LA INTERNACIONAL CLANDESTINA EN ESPAÑA (II)

Mientras tanto, no se habían suprimido los contactos con la Internacional anarquista, a cuyos congresos no dejó de asistir la representación española, intentando conseguir de ésta el apoyo necesario para la revolución social española, que se consideraba inminente.  Sin embargo, poco apoyo podían encontrar en una organización que se encontraba en franca decadencia y que, como diría posteriormente Anselmo Lorenzo, "dejó de existir materialmente en el Congreso de Viviers" (1877).
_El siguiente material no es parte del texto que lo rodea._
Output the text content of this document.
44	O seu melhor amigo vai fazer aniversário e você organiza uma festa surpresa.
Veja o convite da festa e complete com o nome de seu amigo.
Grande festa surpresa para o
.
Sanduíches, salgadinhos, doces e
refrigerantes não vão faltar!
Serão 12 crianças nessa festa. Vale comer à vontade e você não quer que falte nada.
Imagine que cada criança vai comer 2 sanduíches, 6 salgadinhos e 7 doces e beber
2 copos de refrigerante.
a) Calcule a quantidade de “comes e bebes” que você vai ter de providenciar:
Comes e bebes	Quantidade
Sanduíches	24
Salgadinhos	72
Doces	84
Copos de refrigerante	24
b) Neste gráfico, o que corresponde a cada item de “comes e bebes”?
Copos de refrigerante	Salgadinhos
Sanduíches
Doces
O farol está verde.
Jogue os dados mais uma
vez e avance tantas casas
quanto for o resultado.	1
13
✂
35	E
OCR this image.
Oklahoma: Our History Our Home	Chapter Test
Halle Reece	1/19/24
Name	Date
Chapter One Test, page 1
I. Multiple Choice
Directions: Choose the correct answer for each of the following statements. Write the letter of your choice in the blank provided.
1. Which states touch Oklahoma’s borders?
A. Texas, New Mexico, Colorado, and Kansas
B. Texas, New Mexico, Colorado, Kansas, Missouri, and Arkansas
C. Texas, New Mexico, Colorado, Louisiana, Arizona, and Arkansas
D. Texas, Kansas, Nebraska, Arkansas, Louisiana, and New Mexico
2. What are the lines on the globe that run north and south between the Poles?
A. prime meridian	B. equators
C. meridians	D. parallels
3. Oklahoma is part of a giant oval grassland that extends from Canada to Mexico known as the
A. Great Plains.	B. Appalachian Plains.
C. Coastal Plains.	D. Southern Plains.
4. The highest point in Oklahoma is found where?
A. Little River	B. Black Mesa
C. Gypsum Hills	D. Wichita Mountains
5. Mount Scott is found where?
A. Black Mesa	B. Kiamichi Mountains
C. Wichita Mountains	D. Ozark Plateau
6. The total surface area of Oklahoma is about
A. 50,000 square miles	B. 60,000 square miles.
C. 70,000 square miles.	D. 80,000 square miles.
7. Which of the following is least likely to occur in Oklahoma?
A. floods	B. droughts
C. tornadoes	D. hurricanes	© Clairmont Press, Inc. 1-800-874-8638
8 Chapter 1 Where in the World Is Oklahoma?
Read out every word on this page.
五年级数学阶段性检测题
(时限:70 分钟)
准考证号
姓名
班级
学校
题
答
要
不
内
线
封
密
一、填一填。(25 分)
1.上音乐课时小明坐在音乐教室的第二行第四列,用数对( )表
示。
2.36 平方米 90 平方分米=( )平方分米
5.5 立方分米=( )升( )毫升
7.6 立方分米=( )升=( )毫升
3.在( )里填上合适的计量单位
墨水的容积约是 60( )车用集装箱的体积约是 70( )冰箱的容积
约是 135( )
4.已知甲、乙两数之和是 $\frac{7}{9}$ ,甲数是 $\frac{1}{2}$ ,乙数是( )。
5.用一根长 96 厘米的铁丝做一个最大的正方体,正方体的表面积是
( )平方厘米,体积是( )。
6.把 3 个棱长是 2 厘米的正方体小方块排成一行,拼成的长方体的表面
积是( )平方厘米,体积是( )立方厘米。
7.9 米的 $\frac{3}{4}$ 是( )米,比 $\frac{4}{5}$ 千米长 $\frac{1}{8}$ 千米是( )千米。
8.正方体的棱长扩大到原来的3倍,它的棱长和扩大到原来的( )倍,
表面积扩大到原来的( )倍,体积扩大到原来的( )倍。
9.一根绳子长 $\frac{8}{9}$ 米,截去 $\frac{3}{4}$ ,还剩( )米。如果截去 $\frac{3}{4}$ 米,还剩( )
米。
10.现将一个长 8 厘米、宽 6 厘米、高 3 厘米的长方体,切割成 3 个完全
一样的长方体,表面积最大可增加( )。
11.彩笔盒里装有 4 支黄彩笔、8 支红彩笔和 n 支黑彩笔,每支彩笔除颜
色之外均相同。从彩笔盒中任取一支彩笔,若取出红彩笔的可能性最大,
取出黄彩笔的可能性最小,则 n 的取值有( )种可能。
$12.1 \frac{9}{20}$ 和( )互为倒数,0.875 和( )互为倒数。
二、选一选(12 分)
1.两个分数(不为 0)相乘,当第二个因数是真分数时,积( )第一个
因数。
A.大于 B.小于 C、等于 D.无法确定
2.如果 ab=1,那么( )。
La línea purista tomada por la Comisión Federal y encuadrada dentro del anarco-colectivismo, que había hecho de la revolución social su mito y del nihilismo su táctica, no pudo resistir la ruptura de sus relaciones con el exterior.  A partir de 1878 se desatarían las disensiones en su interior.
Las conferencias comarcales de la Federación, celebradas en 1880, supusieron un intento de volver la Alianza hacia las masas obreras, para lo que ésta propuso renunciar a las represalias.  Al no conseguirlo, el grupo aliancista catalán, partidario de la acción pública, celebró una conferencia del 6 al 9 de febrero de 1881, con asistencia de las "comarcas" de Andalucía del este, Andalucía del oeste, Valencia, Castilla León, Castilla La Mancha y Cataluña.
En esta conferencia, los sectores revolucionarios y nihilistas, representados por Lorenzo Soriano, González Morago y García Viñas, fueron expulsados de la Federación, y su vacío llenado por Farga Pellicer, Pellicer Peraire, Llunas, etc.
Como si correspondiera el gobierno al deseo de los anarco-colectivistas a los dos días de la disolución en la práctica de la sección española aliancista, Sagasta autorizaría de nuevo los partidos y las asociaciones.